17. A computer component based data mining method, comprising:

searching one or more data stores that are searchable on relationships between documents and one or more of a technology landscape and a company landscape;

outputting a matrix of cross-referenced documents related to one or more of the technology landscape and the company landscape retrieved from the searchable database; and

outputting a spreadsheet like graph bubble plot that illustrates a multi-dimensional relationship between high level patent data associated with the matrix of cross-referenced documents.

18. The method of claim 17, comprising:

in response to a cell in the matrix being selected, displaying data upon which the matrix was constructed.

19. The method of claim 17, comprising:

extracting data from the matrix, where the data is the data upon which the matrix was constructed; and

storing the data in a data store in a format suitable for subsequent automated processing.

20. The method of claim 19, where the subsequent automated processing comprises one or more of, data analysis for search term expansion, and spread sheeting for graphing.

21. A data mining method, comprising:

defining one or more application areas to be mined;

defining one or more product forms for a product associated with a defined application area;

defining one or more technology forms for a technology associated with the defined application area or the defined product form;

generating a set of cross tabulated queries comprised of one or more search terms based on the defined application areas, the defined product forms, or the defined technology forms;

searching one or more documents in a document database using the set of cross-tabulated queries;

determining whether the one or more search terms are sufficient to limit the documents acquired from the document database to relevant documents;

selectively updating one or more search terms based on determining the sufficiency of the search terms;

resubmitting the query to a search engine;

re-initiating a search in the document database using the resubmitted query; and

receiving one or more documents responsive to the search.

22. The method of claim 21, where the subsequent automated processing is one or more of data analysis for search term expansion, and spread sheeting for graphing.
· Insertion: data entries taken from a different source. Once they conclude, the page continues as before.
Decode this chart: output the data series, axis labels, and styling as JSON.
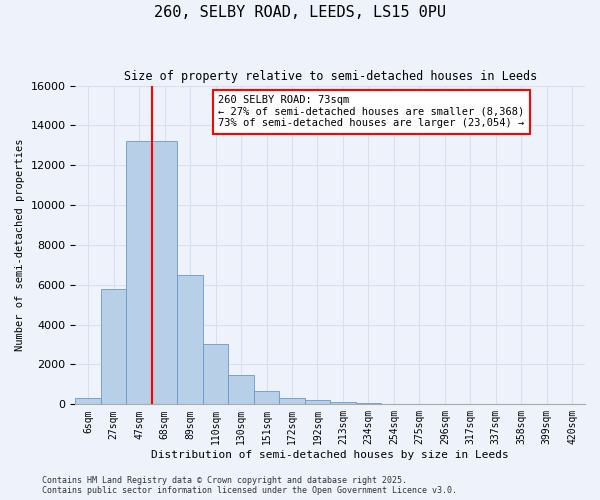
{
  "title_line1": "260, SELBY ROAD, LEEDS, LS15 0PU",
  "title_line2": "Size of property relative to semi-detached houses in Leeds",
  "xlabel": "Distribution of semi-detached houses by size in Leeds",
  "ylabel": "Number of semi-detached properties",
  "bar_color": "#b8cfe8",
  "bar_edge_color": "#6699cc",
  "categories": [
    "6sqm",
    "27sqm",
    "47sqm",
    "68sqm",
    "89sqm",
    "110sqm",
    "130sqm",
    "151sqm",
    "172sqm",
    "192sqm",
    "213sqm",
    "234sqm",
    "254sqm",
    "275sqm",
    "296sqm",
    "317sqm",
    "337sqm",
    "358sqm",
    "399sqm",
    "420sqm"
  ],
  "values": [
    300,
    5800,
    13200,
    13200,
    6500,
    3050,
    1450,
    650,
    300,
    200,
    120,
    70,
    0,
    0,
    0,
    0,
    0,
    0,
    0,
    0
  ],
  "ylim": [
    0,
    16000
  ],
  "yticks": [
    0,
    2000,
    4000,
    6000,
    8000,
    10000,
    12000,
    14000,
    16000
  ],
  "property_label": "260 SELBY ROAD: 73sqm",
  "pct_smaller": 27,
  "pct_larger": 73,
  "n_smaller": "8,368",
  "n_larger": "23,054",
  "vline_bin_index": 3,
  "footer_line1": "Contains HM Land Registry data © Crown copyright and database right 2025.",
  "footer_line2": "Contains public sector information licensed under the Open Government Licence v3.0.",
  "background_color": "#eef2fb",
  "grid_color": "#d8e0f0"
}
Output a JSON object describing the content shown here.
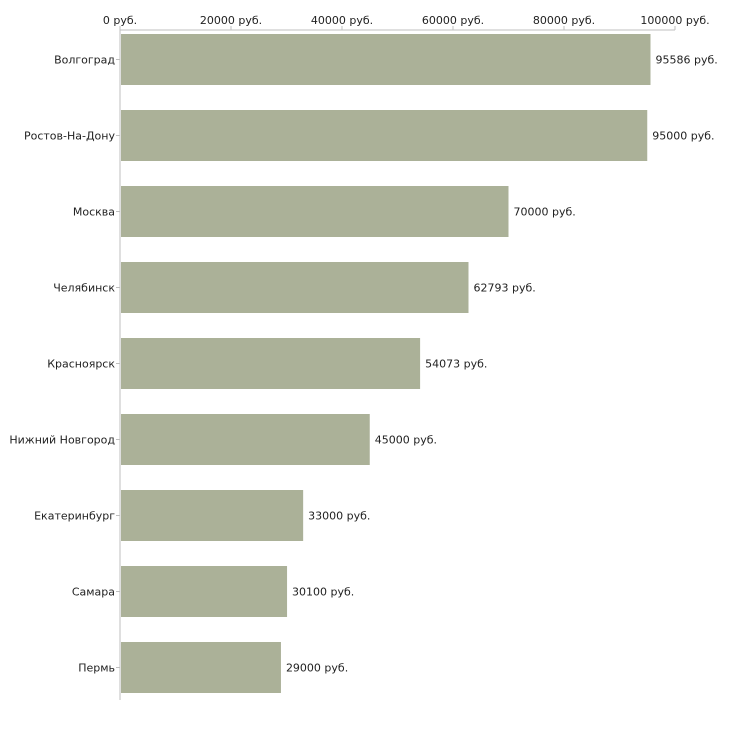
{
  "chart_data": {
    "type": "bar",
    "orientation": "horizontal",
    "title": "",
    "xlabel": "",
    "ylabel": "",
    "categories": [
      "Волгоград",
      "Ростов-На-Дону",
      "Москва",
      "Челябинск",
      "Красноярск",
      "Нижний Новгород",
      "Екатеринбург",
      "Самара",
      "Пермь"
    ],
    "values": [
      95586,
      95000,
      70000,
      62793,
      54073,
      45000,
      33000,
      30100,
      29000
    ],
    "value_labels": [
      "95586 руб.",
      "95000 руб.",
      "70000 руб.",
      "62793 руб.",
      "54073 руб.",
      "45000 руб.",
      "33000 руб.",
      "30100 руб.",
      "29000 руб."
    ],
    "xlim": [
      0,
      100000
    ],
    "x_ticks": [
      0,
      20000,
      40000,
      60000,
      80000,
      100000
    ],
    "x_tick_labels": [
      "0 руб.",
      "20000 руб.",
      "40000 руб.",
      "60000 руб.",
      "80000 руб.",
      "100000 руб."
    ],
    "grid": false,
    "legend": "none",
    "bar_color": "#abb198",
    "axis_color": "#bfbfbf",
    "text_color": "#222222"
  }
}
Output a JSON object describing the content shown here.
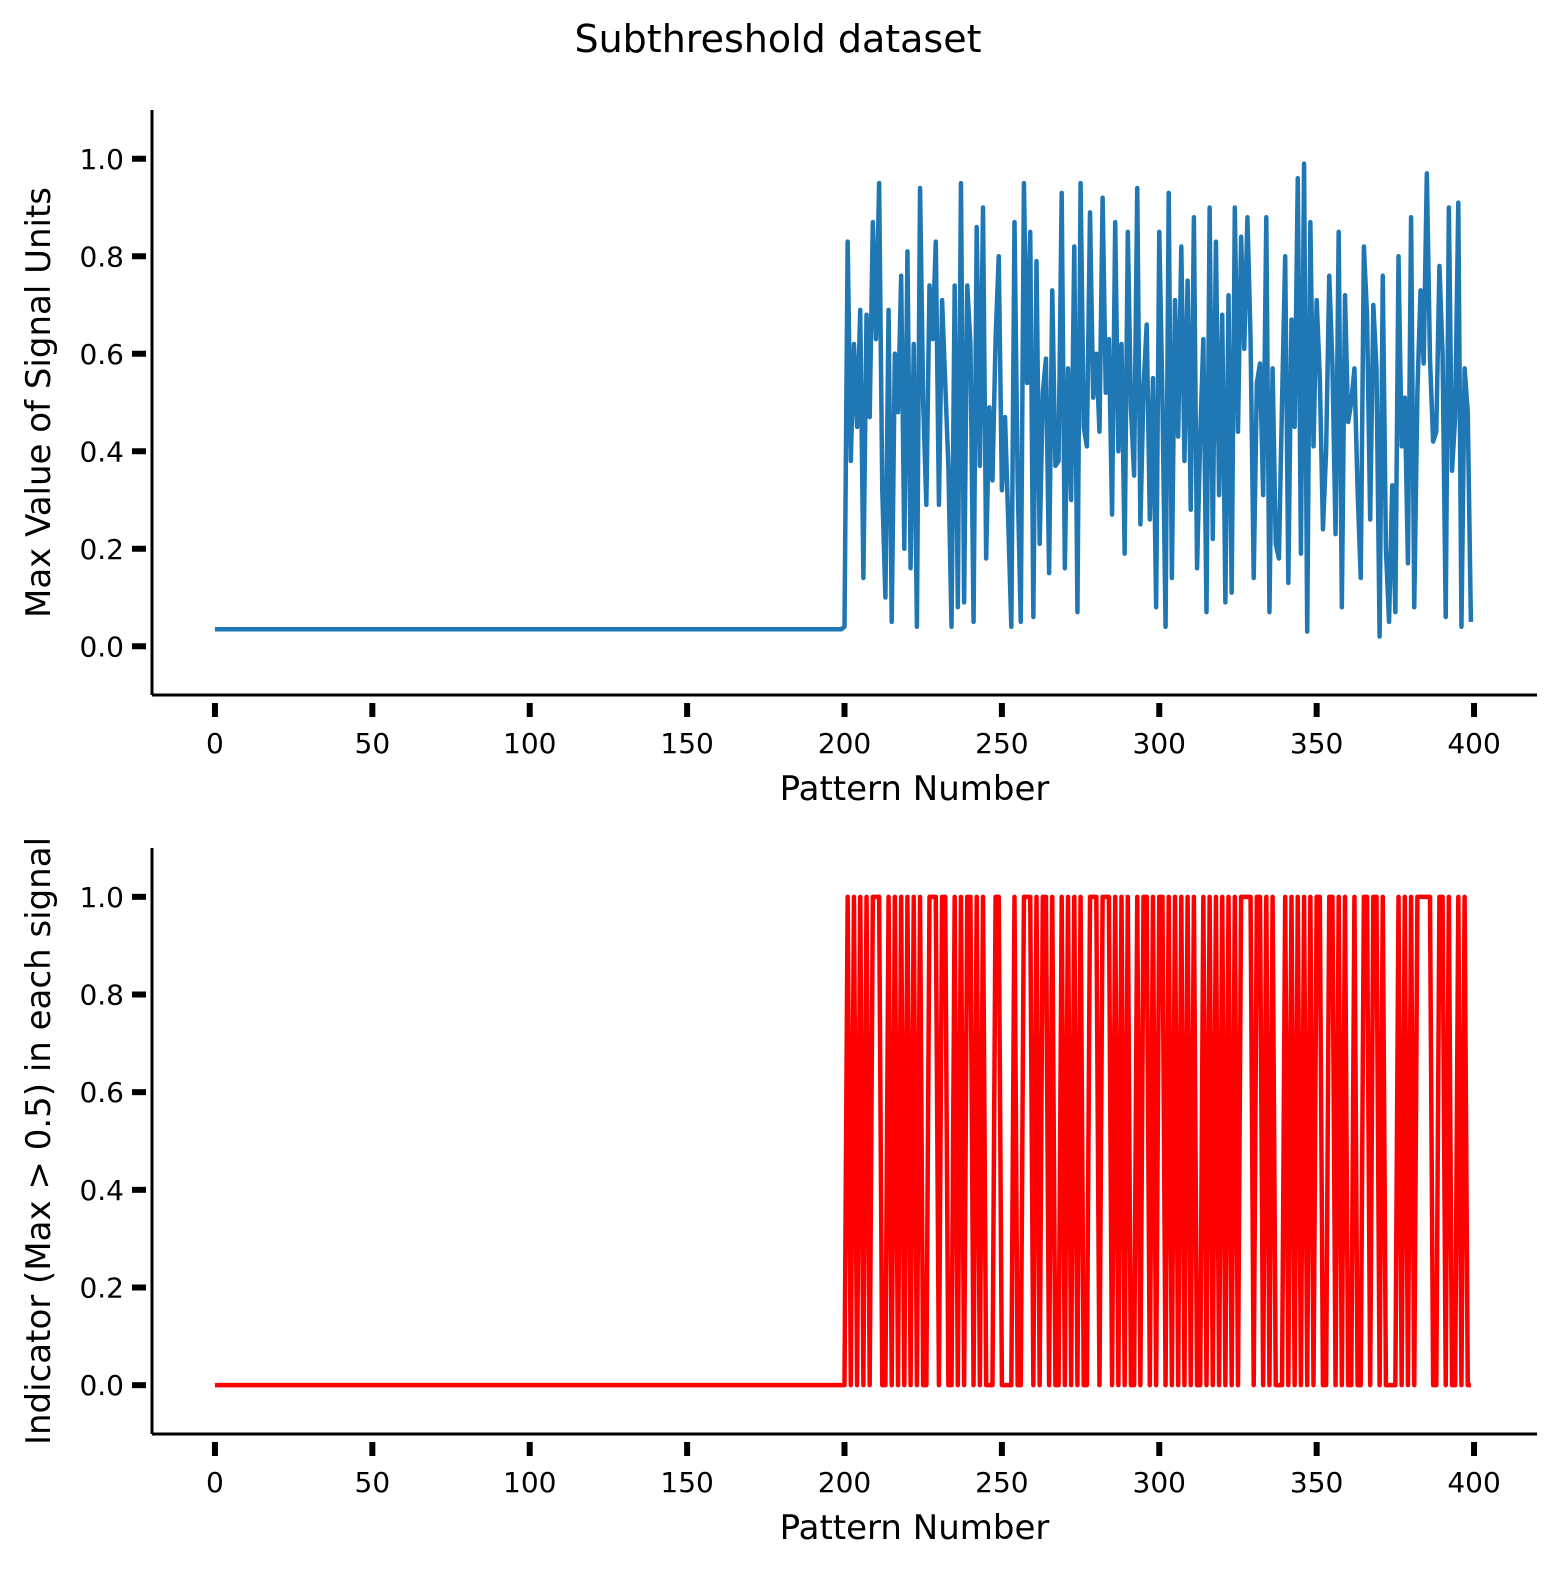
{
  "title": "Subthreshold dataset",
  "chart_data": [
    {
      "type": "line",
      "xlabel": "Pattern Number",
      "ylabel": "Max Value of Signal Units",
      "xlim": [
        -20,
        420
      ],
      "xticks": [
        0,
        50,
        100,
        150,
        200,
        250,
        300,
        350,
        400
      ],
      "ylim": [
        -0.1,
        1.1
      ],
      "yticks": [
        {
          "value": 0,
          "label": "0.0"
        },
        0.2,
        0.4,
        0.6,
        0.8,
        {
          "value": 1,
          "label": "1.0"
        }
      ],
      "series": [
        {
          "color": "#1f77b4",
          "values": [
            0.035,
            0.035,
            0.035,
            0.035,
            0.035,
            0.035,
            0.035,
            0.035,
            0.035,
            0.035,
            0.035,
            0.035,
            0.035,
            0.035,
            0.035,
            0.035,
            0.035,
            0.035,
            0.035,
            0.035,
            0.035,
            0.035,
            0.035,
            0.035,
            0.035,
            0.035,
            0.035,
            0.035,
            0.035,
            0.035,
            0.035,
            0.035,
            0.035,
            0.035,
            0.035,
            0.035,
            0.035,
            0.035,
            0.035,
            0.035,
            0.035,
            0.035,
            0.035,
            0.035,
            0.035,
            0.035,
            0.035,
            0.035,
            0.035,
            0.035,
            0.035,
            0.035,
            0.035,
            0.035,
            0.035,
            0.035,
            0.035,
            0.035,
            0.035,
            0.035,
            0.035,
            0.035,
            0.035,
            0.035,
            0.035,
            0.035,
            0.035,
            0.035,
            0.035,
            0.035,
            0.035,
            0.035,
            0.035,
            0.035,
            0.035,
            0.035,
            0.035,
            0.035,
            0.035,
            0.035,
            0.035,
            0.035,
            0.035,
            0.035,
            0.035,
            0.035,
            0.035,
            0.035,
            0.035,
            0.035,
            0.035,
            0.035,
            0.035,
            0.035,
            0.035,
            0.035,
            0.035,
            0.035,
            0.035,
            0.035,
            0.035,
            0.035,
            0.035,
            0.035,
            0.035,
            0.035,
            0.035,
            0.035,
            0.035,
            0.035,
            0.035,
            0.035,
            0.035,
            0.035,
            0.035,
            0.035,
            0.035,
            0.035,
            0.035,
            0.035,
            0.035,
            0.035,
            0.035,
            0.035,
            0.035,
            0.035,
            0.035,
            0.035,
            0.035,
            0.035,
            0.035,
            0.035,
            0.035,
            0.035,
            0.035,
            0.035,
            0.035,
            0.035,
            0.035,
            0.035,
            0.035,
            0.035,
            0.035,
            0.035,
            0.035,
            0.035,
            0.035,
            0.035,
            0.035,
            0.035,
            0.035,
            0.035,
            0.035,
            0.035,
            0.035,
            0.035,
            0.035,
            0.035,
            0.035,
            0.035,
            0.035,
            0.035,
            0.035,
            0.035,
            0.035,
            0.035,
            0.035,
            0.035,
            0.035,
            0.035,
            0.035,
            0.035,
            0.035,
            0.035,
            0.035,
            0.035,
            0.035,
            0.035,
            0.035,
            0.035,
            0.035,
            0.035,
            0.035,
            0.035,
            0.035,
            0.035,
            0.035,
            0.035,
            0.035,
            0.035,
            0.035,
            0.035,
            0.035,
            0.035,
            0.035,
            0.035,
            0.035,
            0.035,
            0.035,
            0.035,
            0.04,
            0.83,
            0.38,
            0.62,
            0.45,
            0.69,
            0.14,
            0.68,
            0.47,
            0.87,
            0.63,
            0.95,
            0.32,
            0.1,
            0.69,
            0.05,
            0.6,
            0.48,
            0.76,
            0.2,
            0.81,
            0.16,
            0.62,
            0.04,
            0.94,
            0.5,
            0.29,
            0.74,
            0.63,
            0.83,
            0.29,
            0.71,
            0.54,
            0.37,
            0.04,
            0.74,
            0.08,
            0.95,
            0.09,
            0.74,
            0.62,
            0.05,
            0.86,
            0.37,
            0.9,
            0.18,
            0.49,
            0.34,
            0.63,
            0.8,
            0.32,
            0.47,
            0.26,
            0.04,
            0.87,
            0.34,
            0.05,
            0.95,
            0.54,
            0.85,
            0.06,
            0.79,
            0.21,
            0.52,
            0.59,
            0.15,
            0.73,
            0.37,
            0.38,
            0.93,
            0.16,
            0.57,
            0.3,
            0.82,
            0.07,
            0.95,
            0.45,
            0.41,
            0.89,
            0.51,
            0.6,
            0.44,
            0.92,
            0.52,
            0.63,
            0.27,
            0.87,
            0.4,
            0.62,
            0.19,
            0.85,
            0.49,
            0.35,
            0.94,
            0.25,
            0.53,
            0.66,
            0.26,
            0.55,
            0.08,
            0.85,
            0.51,
            0.04,
            0.93,
            0.14,
            0.71,
            0.43,
            0.82,
            0.38,
            0.75,
            0.28,
            0.88,
            0.16,
            0.43,
            0.63,
            0.07,
            0.9,
            0.22,
            0.83,
            0.31,
            0.68,
            0.09,
            0.72,
            0.11,
            0.9,
            0.44,
            0.84,
            0.61,
            0.88,
            0.63,
            0.14,
            0.54,
            0.58,
            0.31,
            0.88,
            0.07,
            0.57,
            0.21,
            0.18,
            0.5,
            0.8,
            0.13,
            0.67,
            0.45,
            0.96,
            0.19,
            0.99,
            0.03,
            0.87,
            0.41,
            0.71,
            0.55,
            0.24,
            0.4,
            0.76,
            0.58,
            0.23,
            0.85,
            0.08,
            0.72,
            0.46,
            0.5,
            0.57,
            0.32,
            0.14,
            0.82,
            0.68,
            0.26,
            0.7,
            0.57,
            0.02,
            0.76,
            0.2,
            0.05,
            0.33,
            0.07,
            0.8,
            0.41,
            0.51,
            0.17,
            0.88,
            0.08,
            0.52,
            0.73,
            0.58,
            0.97,
            0.59,
            0.42,
            0.44,
            0.78,
            0.6,
            0.06,
            0.9,
            0.36,
            0.47,
            0.91,
            0.04,
            0.57,
            0.48,
            0.05
          ]
        }
      ]
    },
    {
      "type": "line",
      "xlabel": "Pattern Number",
      "ylabel": "Indicator (Max > 0.5) in each signal",
      "xlim": [
        -20,
        420
      ],
      "xticks": [
        0,
        50,
        100,
        150,
        200,
        250,
        300,
        350,
        400
      ],
      "ylim": [
        -0.1,
        1.1
      ],
      "yticks": [
        {
          "value": 0,
          "label": "0.0"
        },
        0.2,
        0.4,
        0.6,
        0.8,
        {
          "value": 1,
          "label": "1.0"
        }
      ],
      "series": [
        {
          "color": "#ff0000",
          "values": [
            0,
            0,
            0,
            0,
            0,
            0,
            0,
            0,
            0,
            0,
            0,
            0,
            0,
            0,
            0,
            0,
            0,
            0,
            0,
            0,
            0,
            0,
            0,
            0,
            0,
            0,
            0,
            0,
            0,
            0,
            0,
            0,
            0,
            0,
            0,
            0,
            0,
            0,
            0,
            0,
            0,
            0,
            0,
            0,
            0,
            0,
            0,
            0,
            0,
            0,
            0,
            0,
            0,
            0,
            0,
            0,
            0,
            0,
            0,
            0,
            0,
            0,
            0,
            0,
            0,
            0,
            0,
            0,
            0,
            0,
            0,
            0,
            0,
            0,
            0,
            0,
            0,
            0,
            0,
            0,
            0,
            0,
            0,
            0,
            0,
            0,
            0,
            0,
            0,
            0,
            0,
            0,
            0,
            0,
            0,
            0,
            0,
            0,
            0,
            0,
            0,
            0,
            0,
            0,
            0,
            0,
            0,
            0,
            0,
            0,
            0,
            0,
            0,
            0,
            0,
            0,
            0,
            0,
            0,
            0,
            0,
            0,
            0,
            0,
            0,
            0,
            0,
            0,
            0,
            0,
            0,
            0,
            0,
            0,
            0,
            0,
            0,
            0,
            0,
            0,
            0,
            0,
            0,
            0,
            0,
            0,
            0,
            0,
            0,
            0,
            0,
            0,
            0,
            0,
            0,
            0,
            0,
            0,
            0,
            0,
            0,
            0,
            0,
            0,
            0,
            0,
            0,
            0,
            0,
            0,
            0,
            0,
            0,
            0,
            0,
            0,
            0,
            0,
            0,
            0,
            0,
            0,
            0,
            0,
            0,
            0,
            0,
            0,
            0,
            0,
            0,
            0,
            0,
            0,
            0,
            0,
            0,
            0,
            0,
            0,
            0,
            1,
            0,
            1,
            0,
            1,
            0,
            1,
            0,
            1,
            1,
            1,
            0,
            0,
            1,
            0,
            1,
            0,
            1,
            0,
            1,
            0,
            1,
            0,
            1,
            0,
            0,
            1,
            1,
            1,
            0,
            1,
            1,
            0,
            0,
            1,
            0,
            1,
            0,
            1,
            1,
            0,
            1,
            0,
            1,
            0,
            0,
            0,
            1,
            1,
            0,
            0,
            0,
            0,
            1,
            0,
            0,
            1,
            1,
            1,
            0,
            1,
            0,
            1,
            1,
            0,
            1,
            0,
            0,
            1,
            0,
            1,
            0,
            1,
            0,
            1,
            0,
            0,
            1,
            1,
            1,
            0,
            1,
            1,
            1,
            0,
            1,
            0,
            1,
            0,
            1,
            0,
            0,
            1,
            0,
            1,
            1,
            0,
            1,
            0,
            1,
            1,
            0,
            1,
            0,
            1,
            0,
            1,
            0,
            1,
            0,
            1,
            0,
            0,
            1,
            0,
            1,
            0,
            1,
            0,
            1,
            0,
            1,
            0,
            1,
            0,
            1,
            1,
            1,
            1,
            0,
            1,
            1,
            0,
            1,
            0,
            1,
            0,
            0,
            0,
            1,
            0,
            1,
            0,
            1,
            0,
            1,
            0,
            1,
            0,
            1,
            1,
            0,
            0,
            1,
            1,
            0,
            1,
            0,
            1,
            0,
            0,
            1,
            0,
            0,
            1,
            1,
            0,
            1,
            1,
            0,
            1,
            0,
            0,
            0,
            0,
            1,
            0,
            1,
            0,
            1,
            0,
            1,
            1,
            1,
            1,
            1,
            0,
            0,
            1,
            1,
            0,
            1,
            0,
            0,
            1,
            0,
            1,
            0,
            0
          ]
        }
      ]
    }
  ]
}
23. A patent data mining method, comprising:

accessing one or more matrices that store cross tabulated data from one or more of an attribute landscape generation and a technology landscape generation;

identifying one or more patents that are candidates for donation based on data stored in the one or more matrices; and

presenting the candidate patents.

24. A patent data mining method, comprising:

identifying one or more key patents based on data stored in the one or more matrices; and

presenting a spreadsheet like graphical display of the key patents.

25. The method of claim 24, comprising:

identifying one or more potential licensees, assignees, or purchasers of the one or more key patents based on data stored in the one or more matrices; and

presenting a spreadsheet like graphical display of one or more relationships between the key patents and the potential licensees, assignees, or purchasers.

26. In a computer system having a graphical user interface comprising a display and a selection device, a method of providing and selecting from a set of data entries on the display, the method comprising:

retrieving a set of data entries, each of the data entries representing one of a choice for patent data mining;

displaying the set of entries on the display;

receiving a data entry selection signal indicative of the selection device selecting a selected data entry; and

in response to the data entry selection signal, initiating an operation associated with the selected data entry.